Of course, the bears were made in China.  Consumers are requested to throw the bears away.

The CPSC has issued a warning regarding Simplicity 3-in-1 and 4-in-1 Convertible “Close Sleeper” model bassinets.  The CPSC has received reports of two infants strangling to death in the metal bars on the bassinet.  One death occurred in September of 2007 and one happened in August 2008. 

Simplicity Inc. was recently purchased by SFCA, Inc., which has refused to issue a recall of the product, because it claims to have no responsibility for products produced by Simplicity, Inc. before the purchase.  The CPSC voted, using its new authorities in the recently passed Consumer Product Safety Improvement Act, to release this warning upon making a finding that public health and safety requires immediate notice.  The CPSC urges all consumers to share this safety warning with day care centers, consignment stores, family and friends to ensure that no child is placed to sleep in one of the Simplicity convertible bassinets covered under this warning.

The CSPC announced a recall on Electra “Amsterdam” model bicycles.  The interior alignment tabs of the bicycle’s chainguard can push against the chain, causing the chain to derail.  This can pose a serious risk of injury to riders.  Amsterdam model bicycles in the Classic 3, Original 3, Royal 8, and Sport 3 styles are involved in the recall.  The bikes were sold nationwide from January 2007 through June 2008 for between $400 and $850 at authorized Electra dealers.  This is the second Electra bike recall.  The total number of bikes involved in both recalls tops 10,000.  Electra has received a report of injuries related to this defect.

According to an article in the Washington Post, the Senate approved a new bill that would remove toxic chemicals from toys and put new enforcement measures in place to ensure hazardous products don’t make it to the marketplace.  The bill bans lead from kid’s products and toys, and also bans dangerous phthalates, such as diisononyl phthalate (DINP) from use in infant and toddler products.  Phthalates are a type of chemical used in soft plastics which are used to make products including teethers and pacifiers.

The bill will require toymakers to send their products to indepedent labs for testing before the products hit the marketplace.  The bill also restricts the use of earth magnets in toys, a practice that has caused serious injuries to children over the past several years, including a death. 

The give the law teeth, the bill will double funding for the CPSC, the government agency charged with policing products and pulling dangerous products from the market.  In the wake of the toy recalls of the past several years, the CPSC has increasingly come under scrutiny as ineffective and slow to act.  The law authorizes state attorney generals to help the CPSC enforce the federal product safety laws, and they will be able to take manufacturers who bring dangerous products into the marketplace to court, to take dangerous products out of the stream of commerce.

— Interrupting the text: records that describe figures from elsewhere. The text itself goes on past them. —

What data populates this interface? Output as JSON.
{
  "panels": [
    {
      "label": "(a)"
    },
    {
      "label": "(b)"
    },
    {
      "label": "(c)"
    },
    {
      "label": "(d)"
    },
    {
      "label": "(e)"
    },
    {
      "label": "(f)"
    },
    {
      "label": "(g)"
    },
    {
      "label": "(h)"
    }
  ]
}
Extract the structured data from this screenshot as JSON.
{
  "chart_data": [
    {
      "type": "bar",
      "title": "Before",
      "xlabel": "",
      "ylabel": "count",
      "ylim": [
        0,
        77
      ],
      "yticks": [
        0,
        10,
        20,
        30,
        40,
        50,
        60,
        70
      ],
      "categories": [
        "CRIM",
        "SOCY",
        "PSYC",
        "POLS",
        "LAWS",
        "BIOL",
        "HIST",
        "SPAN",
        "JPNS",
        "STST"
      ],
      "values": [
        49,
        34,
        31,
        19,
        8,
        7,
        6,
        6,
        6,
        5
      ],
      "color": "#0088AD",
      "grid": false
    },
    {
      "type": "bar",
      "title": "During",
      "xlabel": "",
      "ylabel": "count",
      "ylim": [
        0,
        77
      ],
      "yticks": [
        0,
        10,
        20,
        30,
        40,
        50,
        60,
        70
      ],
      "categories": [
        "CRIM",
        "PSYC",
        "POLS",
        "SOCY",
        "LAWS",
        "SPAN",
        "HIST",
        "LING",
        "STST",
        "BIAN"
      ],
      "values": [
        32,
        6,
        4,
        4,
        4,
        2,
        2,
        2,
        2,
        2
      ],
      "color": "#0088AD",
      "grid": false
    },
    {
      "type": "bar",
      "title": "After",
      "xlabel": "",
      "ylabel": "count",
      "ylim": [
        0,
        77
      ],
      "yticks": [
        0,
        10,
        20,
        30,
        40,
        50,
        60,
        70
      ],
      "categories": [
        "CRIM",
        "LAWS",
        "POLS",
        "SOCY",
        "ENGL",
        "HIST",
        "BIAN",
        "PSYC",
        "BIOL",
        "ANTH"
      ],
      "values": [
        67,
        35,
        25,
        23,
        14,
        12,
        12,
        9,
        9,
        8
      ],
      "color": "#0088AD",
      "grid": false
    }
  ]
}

The bill provides for steeper penalties for manufacturers who violate the new safety laws.  The new fines go as high as $15 million, where the old fines topped out at $1.8 million.  It is hoped the new measures will ease the minds of parents who have in recent years been hammered by product recall after product recall.

According to a report on the Age.com.au, remote control cars containing asbestos parts and manufactured in China, were sold on E-Bay to consumers in Australia.  The E-Bay seller, Topwincn, apparently advertised the cars as containing “super thick asbestos brake blocks”. 

According to E-Bay’s records, Australian consumers purchased several of the asbestos-containing cars.  E-Bay claimed the asbestos containing products were removed from the website when they were notified the toys might contain asbestos.  A spokesman for E-Bay stated: “eBay has a zero tolerance for illegal items and (has) sophisticated systems in place and people working to pick up and remove these sorts of items”. 

The models that included asbestos include:  4WD Speed Sonic 2005 RC Car Model 94102; HSP Atomic Warhead Nitro Buggy Models 94105 and 94106; 2007 Hi-Speed Nitro/Gas Tyrannosaurus Monster Truck Model 94108; Gas Powered RC Car Model Frc-10; Gas Powered 4WD RC Truck Model Frc-08.